Earlier in the week, the governor extended the statewide stay-at-home advisory until May 18, saying the state was still dealing with its surge. On Thursday, he said that he expected the state to institute a phased approach to re-opening businesses. Non-essential businesses with less face-to-face customer interaction, for example, would be allowed to open first, he suggested.

Meanwhile, limited construction resumed on the Island under new back-to-work guidelines. The guidelines allow one and two-man crews to work under strict guidelines adopted by the six Island towns.

And two towns and several more businesses opted to require face masks. Cape Air joined Hyline Cruises in mandating that passengers cover their faces. And on Thursday, the Oak Bluffs Board of Health voted to require face coverings in all enclosed businesses and on Vineyard Transit Authority buses. The VTA and the town of Tisbury had previously mandated face masks.

In a press statement late Thursday, the Steamship Authority announced it would begin requiring face coverings on board ferries, effective immediately.

“After thorough investigation and consideration of best practices in light of the COVID-19 pandemic, the Woods Hole, Martha’s Vineyard and Nantucket Steamship Authority has implemented new policies regarding the usage of cloth face coverings for its employees and customers. These new policies go into effect immediately,” a press release said.

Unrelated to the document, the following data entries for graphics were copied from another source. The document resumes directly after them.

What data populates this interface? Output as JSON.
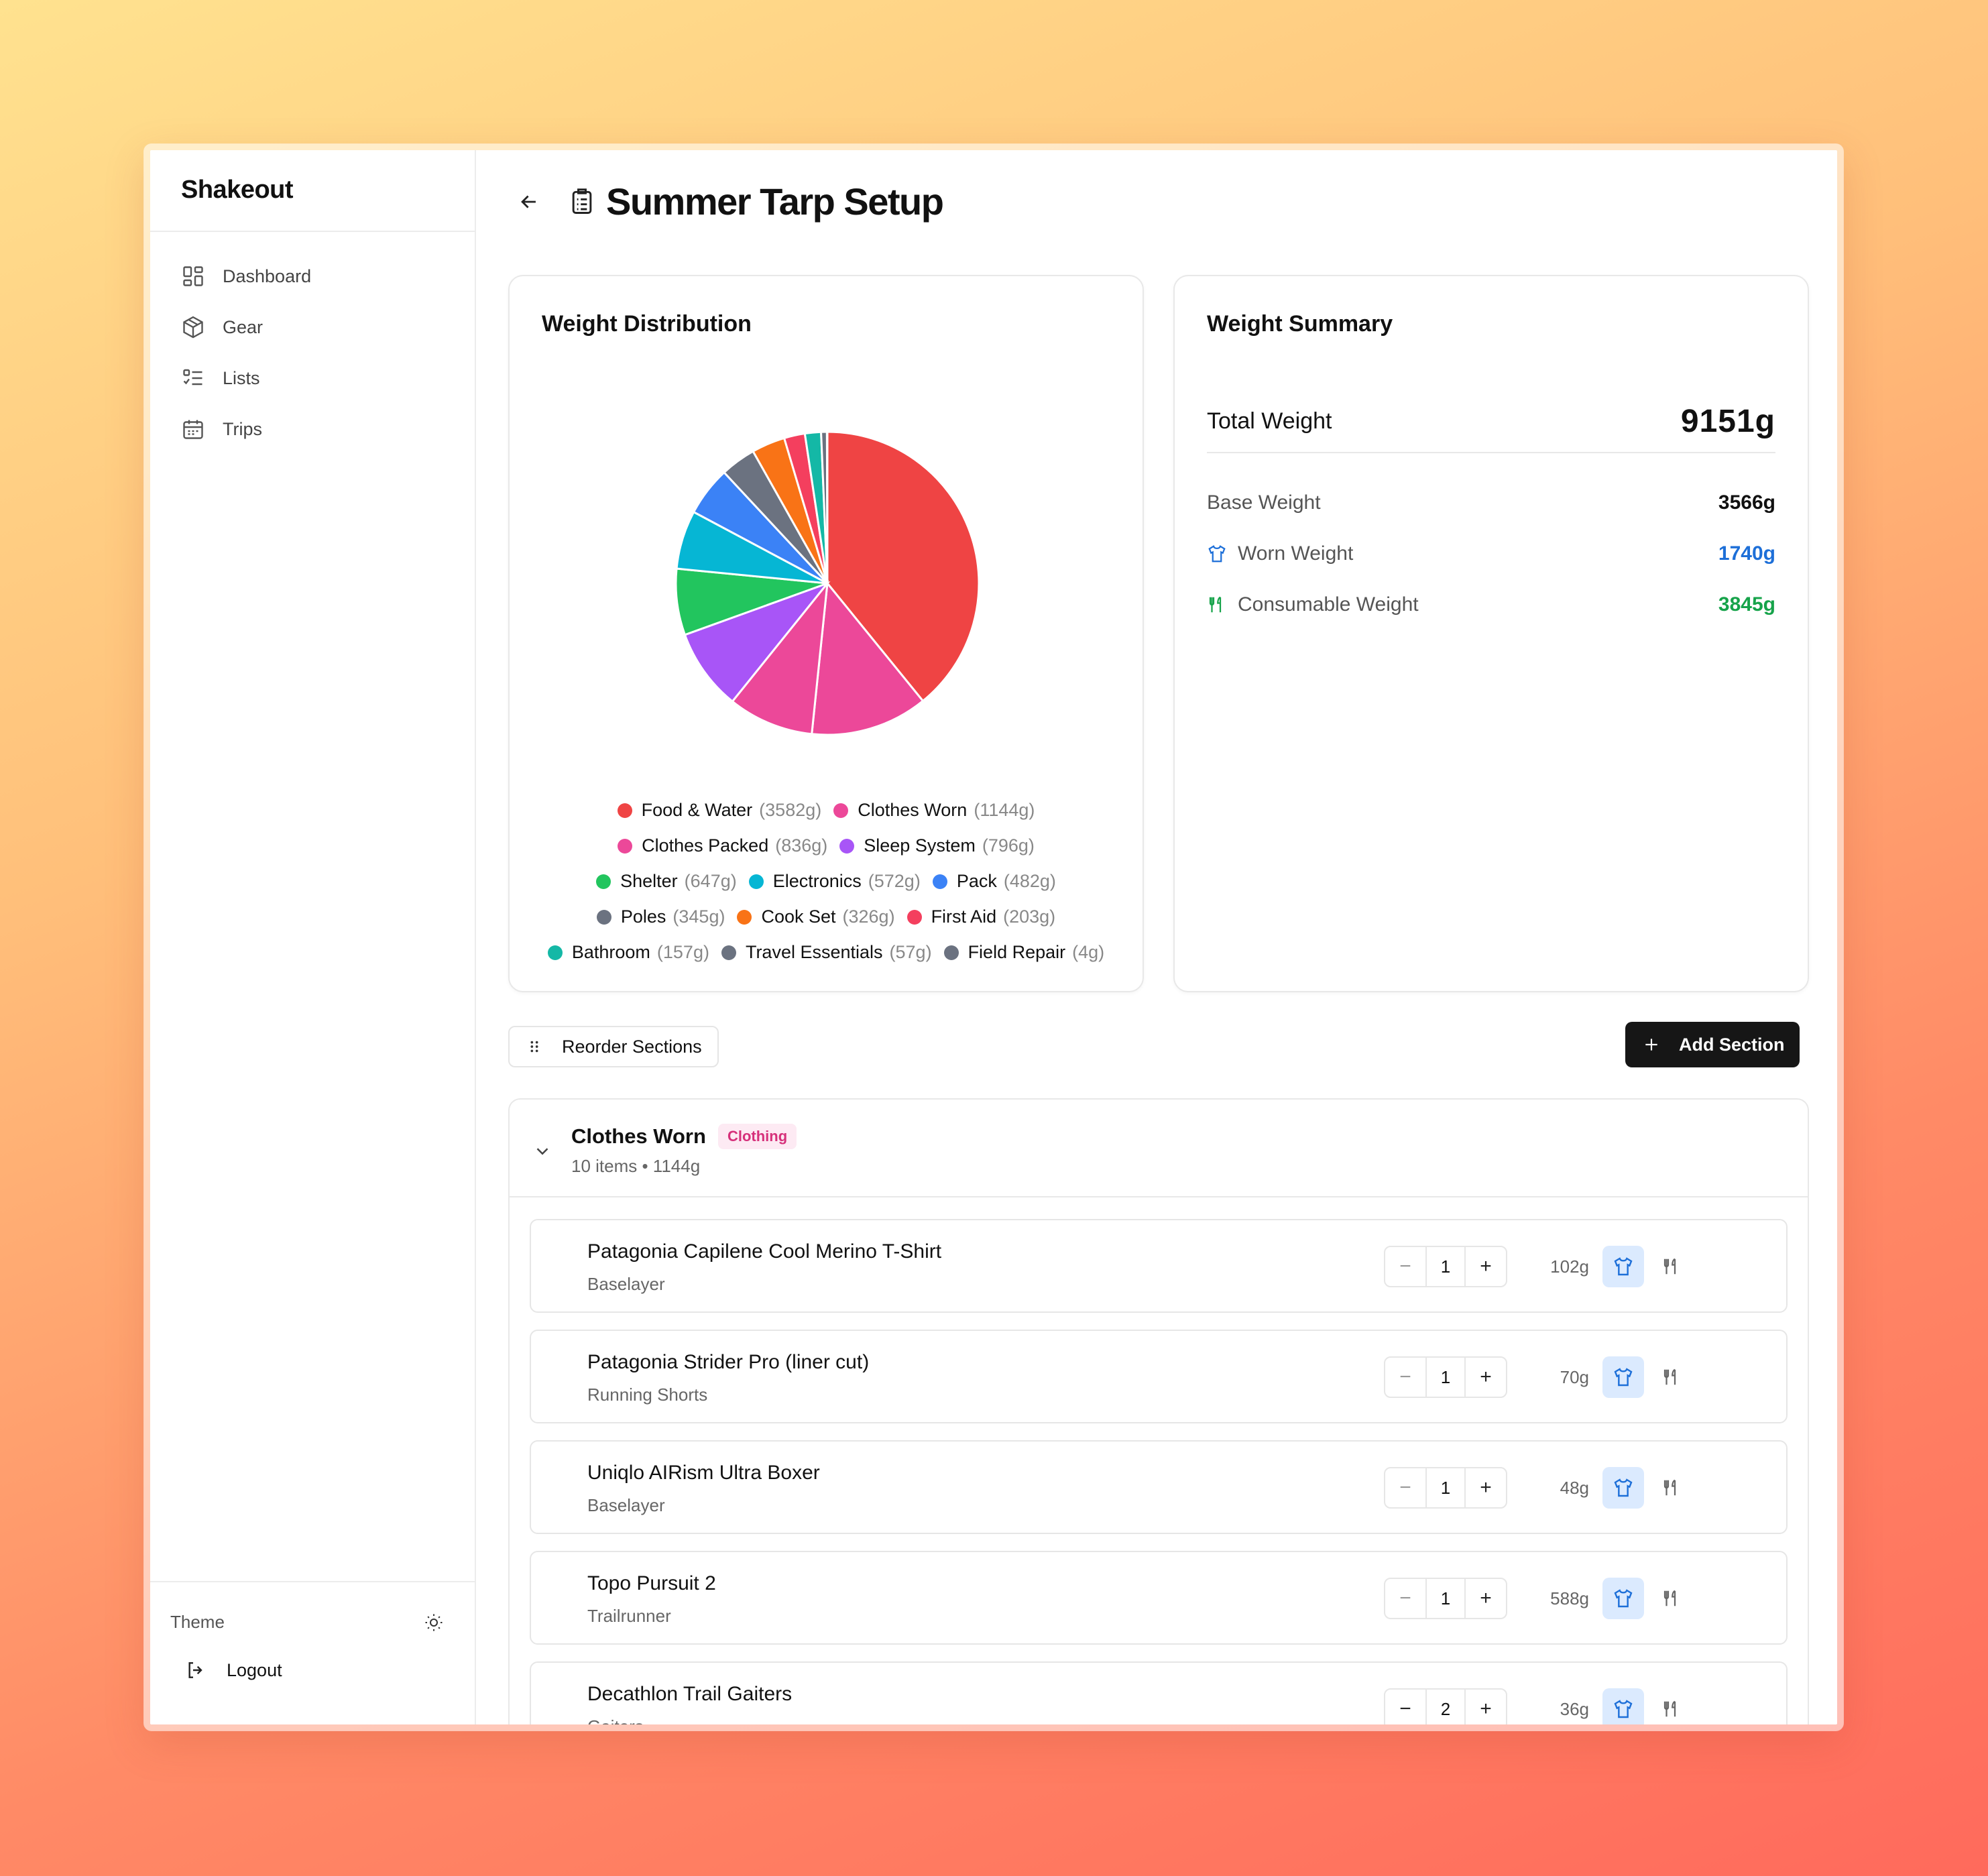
{
  "app": {
    "name": "Shakeout"
  },
  "sidebar": {
    "items": [
      {
        "label": "Dashboard",
        "icon": "dashboard-icon"
      },
      {
        "label": "Gear",
        "icon": "box-icon"
      },
      {
        "label": "Lists",
        "icon": "list-icon"
      },
      {
        "label": "Trips",
        "icon": "calendar-icon"
      }
    ],
    "theme_label": "Theme",
    "logout_label": "Logout"
  },
  "page": {
    "title": "Summer Tarp Setup"
  },
  "distribution": {
    "title": "Weight Distribution"
  },
  "chart_data": {
    "type": "pie",
    "title": "Weight Distribution",
    "categories": [
      "Food & Water",
      "Clothes Worn",
      "Clothes Packed",
      "Sleep System",
      "Shelter",
      "Electronics",
      "Pack",
      "Poles",
      "Cook Set",
      "First Aid",
      "Bathroom",
      "Travel Essentials",
      "Field Repair"
    ],
    "values": [
      3582,
      1144,
      836,
      796,
      647,
      572,
      482,
      345,
      326,
      203,
      157,
      57,
      4
    ],
    "value_labels": [
      "(3582g)",
      "(1144g)",
      "(836g)",
      "(796g)",
      "(647g)",
      "(572g)",
      "(482g)",
      "(345g)",
      "(326g)",
      "(203g)",
      "(157g)",
      "(57g)",
      "(4g)"
    ],
    "colors": [
      "#ef4444",
      "#ec4899",
      "#ec4899",
      "#a855f7",
      "#22c55e",
      "#06b6d4",
      "#3b82f6",
      "#6b7280",
      "#f97316",
      "#f43f5e",
      "#14b8a6",
      "#6b7280",
      "#6b7280"
    ],
    "legend": "bottom"
  },
  "summary": {
    "title": "Weight Summary",
    "total_label": "Total Weight",
    "total_value": "9151g",
    "base_label": "Base Weight",
    "base_value": "3566g",
    "worn_label": "Worn Weight",
    "worn_value": "1740g",
    "consumable_label": "Consumable Weight",
    "consumable_value": "3845g",
    "colors": {
      "worn": "#1d6fd8",
      "consumable": "#16a34a"
    }
  },
  "toolbar": {
    "reorder_label": "Reorder Sections",
    "add_label": "Add Section"
  },
  "section": {
    "name": "Clothes Worn",
    "badge": "Clothing",
    "subtitle": "10 items • 1144g",
    "items": [
      {
        "name": "Patagonia Capilene Cool Merino T-Shirt",
        "type": "Baselayer",
        "qty": "1",
        "weight": "102g"
      },
      {
        "name": "Patagonia Strider Pro (liner cut)",
        "type": "Running Shorts",
        "qty": "1",
        "weight": "70g"
      },
      {
        "name": "Uniqlo AIRism Ultra Boxer",
        "type": "Baselayer",
        "qty": "1",
        "weight": "48g"
      },
      {
        "name": "Topo Pursuit 2",
        "type": "Trailrunner",
        "qty": "1",
        "weight": "588g"
      },
      {
        "name": "Decathlon Trail Gaiters",
        "type": "Gaiters",
        "qty": "2",
        "weight": "36g"
      }
    ]
  }
}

The boat line came under sharp public criticism this week after the Gazette ran a picture of passengers exiting an early-morning ferry in Vineyard Haven. Many were not wearing face masks.

Soon after, boat line spokesman Sean Driscoll said the SSA could not legally require travelers on ferries to wear face coverings. Employyes also were not required to wear masks, Mr. Driscoll said.

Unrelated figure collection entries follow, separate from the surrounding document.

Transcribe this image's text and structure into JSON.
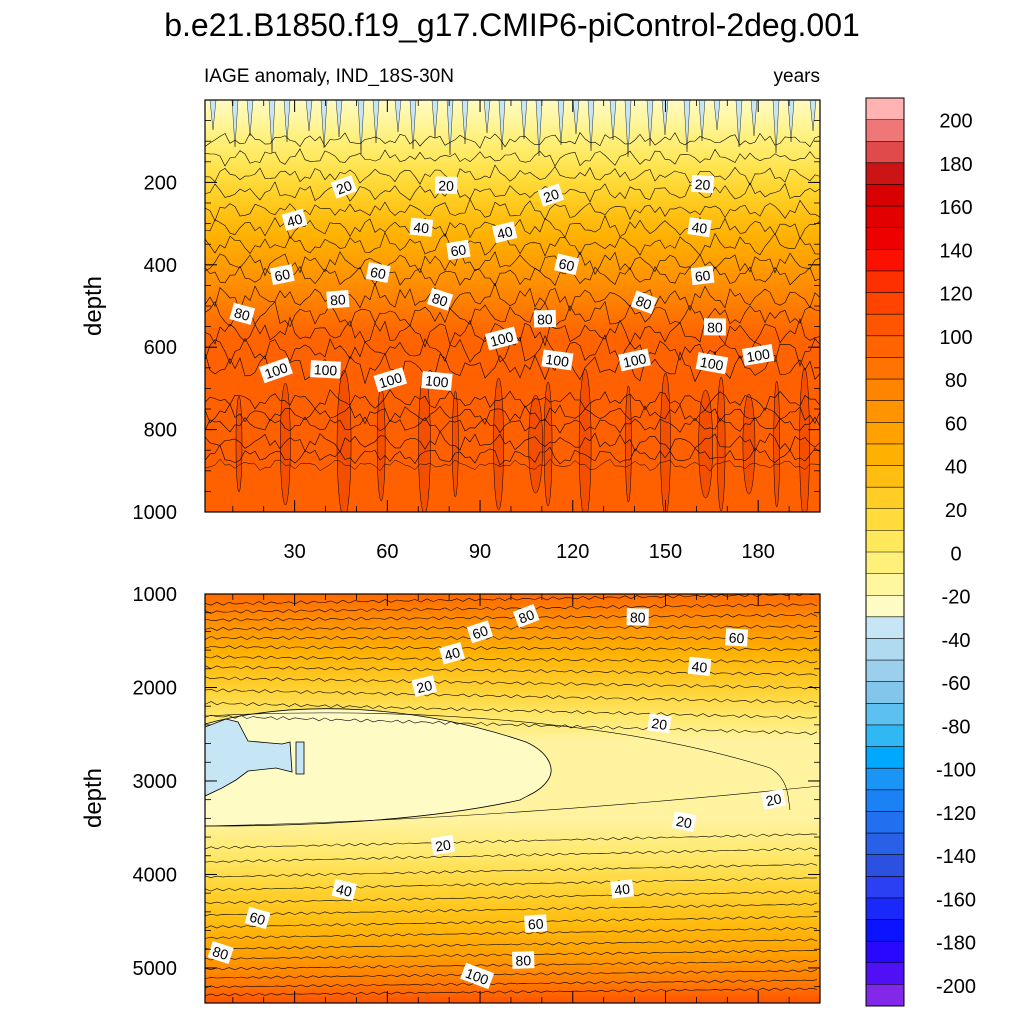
{
  "chart_data": {
    "type": "heatmap",
    "title": "b.e21.B1850.f19_g17.CMIP6-piControl-2deg.001",
    "variable_label": "IAGE anomaly, IND_18S-30N",
    "units_label": "years",
    "x_range": [
      1,
      200
    ],
    "x_ticks": [
      30,
      60,
      90,
      120,
      150,
      180
    ],
    "panels": [
      {
        "name": "upper",
        "ylabel": "depth",
        "ylim": [
          0,
          1000
        ],
        "y_ticks": [
          200,
          400,
          600,
          800,
          1000
        ],
        "contour_labels": [
          {
            "text": "20",
            "x": 46,
            "y": 212
          },
          {
            "text": "20",
            "x": 79,
            "y": 208
          },
          {
            "text": "20",
            "x": 113,
            "y": 232
          },
          {
            "text": "20",
            "x": 162,
            "y": 205
          },
          {
            "text": "40",
            "x": 30,
            "y": 292
          },
          {
            "text": "40",
            "x": 71,
            "y": 310
          },
          {
            "text": "40",
            "x": 98,
            "y": 322
          },
          {
            "text": "40",
            "x": 161,
            "y": 310
          },
          {
            "text": "60",
            "x": 26,
            "y": 425
          },
          {
            "text": "60",
            "x": 57,
            "y": 420
          },
          {
            "text": "60",
            "x": 83,
            "y": 365
          },
          {
            "text": "60",
            "x": 118,
            "y": 400
          },
          {
            "text": "60",
            "x": 162,
            "y": 427
          },
          {
            "text": "80",
            "x": 13,
            "y": 520
          },
          {
            "text": "80",
            "x": 44,
            "y": 485
          },
          {
            "text": "80",
            "x": 77,
            "y": 485
          },
          {
            "text": "80",
            "x": 111,
            "y": 532
          },
          {
            "text": "80",
            "x": 143,
            "y": 492
          },
          {
            "text": "80",
            "x": 166,
            "y": 552
          },
          {
            "text": "100",
            "x": 24,
            "y": 657
          },
          {
            "text": "100",
            "x": 40,
            "y": 655
          },
          {
            "text": "100",
            "x": 61,
            "y": 680
          },
          {
            "text": "100",
            "x": 76,
            "y": 683
          },
          {
            "text": "100",
            "x": 97,
            "y": 580
          },
          {
            "text": "100",
            "x": 115,
            "y": 632
          },
          {
            "text": "100",
            "x": 140,
            "y": 632
          },
          {
            "text": "100",
            "x": 165,
            "y": 640
          },
          {
            "text": "100",
            "x": 180,
            "y": 620
          }
        ]
      },
      {
        "name": "lower",
        "ylabel": "depth",
        "ylim": [
          1000,
          5375
        ],
        "y_ticks": [
          1000,
          2000,
          3000,
          4000,
          5000
        ],
        "contour_labels": [
          {
            "text": "80",
            "x": 105,
            "y": 1240
          },
          {
            "text": "80",
            "x": 141,
            "y": 1250
          },
          {
            "text": "60",
            "x": 90,
            "y": 1410
          },
          {
            "text": "60",
            "x": 173,
            "y": 1470
          },
          {
            "text": "40",
            "x": 81,
            "y": 1640
          },
          {
            "text": "40",
            "x": 161,
            "y": 1780
          },
          {
            "text": "20",
            "x": 72,
            "y": 1990
          },
          {
            "text": "20",
            "x": 148,
            "y": 2390
          },
          {
            "text": "20",
            "x": 185,
            "y": 3200
          },
          {
            "text": "20",
            "x": 156,
            "y": 3440
          },
          {
            "text": "20",
            "x": 78,
            "y": 3690
          },
          {
            "text": "40",
            "x": 46,
            "y": 4170
          },
          {
            "text": "40",
            "x": 136,
            "y": 4160
          },
          {
            "text": "60",
            "x": 18,
            "y": 4470
          },
          {
            "text": "60",
            "x": 108,
            "y": 4530
          },
          {
            "text": "80",
            "x": 6,
            "y": 4840
          },
          {
            "text": "80",
            "x": 104,
            "y": 4920
          },
          {
            "text": "100",
            "x": 89,
            "y": 5090
          }
        ]
      }
    ],
    "colorbar": {
      "labels": [
        "200",
        "180",
        "160",
        "140",
        "120",
        "100",
        "80",
        "60",
        "40",
        "20",
        "0",
        "-20",
        "-40",
        "-60",
        "-80",
        "-100",
        "-120",
        "-140",
        "-160",
        "-180",
        "-200"
      ],
      "levels": [
        200,
        180,
        160,
        140,
        120,
        100,
        80,
        60,
        40,
        20,
        0,
        -20,
        -40,
        -60,
        -80,
        -100,
        -120,
        -140,
        -160,
        -180,
        -200
      ],
      "colors": [
        "#ffb3b3",
        "#f07777",
        "#e04a4a",
        "#cc1414",
        "#d80000",
        "#e20000",
        "#ee0000",
        "#fb1100",
        "#ff3000",
        "#ff4400",
        "#ff5400",
        "#ff6400",
        "#ff7400",
        "#ff8400",
        "#ff9400",
        "#ffa200",
        "#ffb000",
        "#ffbe10",
        "#ffce24",
        "#ffdc3c",
        "#ffe85c",
        "#fff07a",
        "#fff6a0",
        "#fffbc4",
        "#c6e5f5",
        "#b0daf0",
        "#9ccfec",
        "#82c6ec",
        "#5cc0f0",
        "#30b8f5",
        "#00a8ff",
        "#1b95f5",
        "#1a82f5",
        "#2070f0",
        "#2860e8",
        "#2c50e0",
        "#2a40f2",
        "#1a28fa",
        "#0c14ff",
        "#2a08ff",
        "#5010f5",
        "#8228e8"
      ]
    },
    "panel_colors": {
      "upper_bands": [
        "#fffbc4",
        "#fff6a0",
        "#fff07a",
        "#ffe85c",
        "#ffdc3c",
        "#ffce24",
        "#ffbe10",
        "#ffb000",
        "#ffa200",
        "#ff9400",
        "#ff8400",
        "#ff7400",
        "#ff6400"
      ],
      "upper_deep": "#ff6000",
      "upper_streak": "#f25000",
      "negative": "#c6e5f5"
    }
  }
}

Thursday, the boat line changed course.

“All employees of the authority are required to wear cloth face coverings in public settings, including maintenance facilities, terminals and vessels, where physical distancing measures (i.e. physical separation of six feet or greater) are difficult or, in some cases, impossible to maintain,” the press statement said. “The policy is consistent with recommendations from The Centers for Disease Control and Prevention (CDC).”

The statement continues:

“All passengers when boarding, disembarking and while onboard the Authority’s vessels are required to wear a cloth face coverings in interior passenger areas, including vessel freight decks. Passengers who choose to remain in their vehicles when boarding shall be required to remain inside their vehicles for the duration of the voyage if they do not possess a cloth face covering to wear outside of their vehicle.”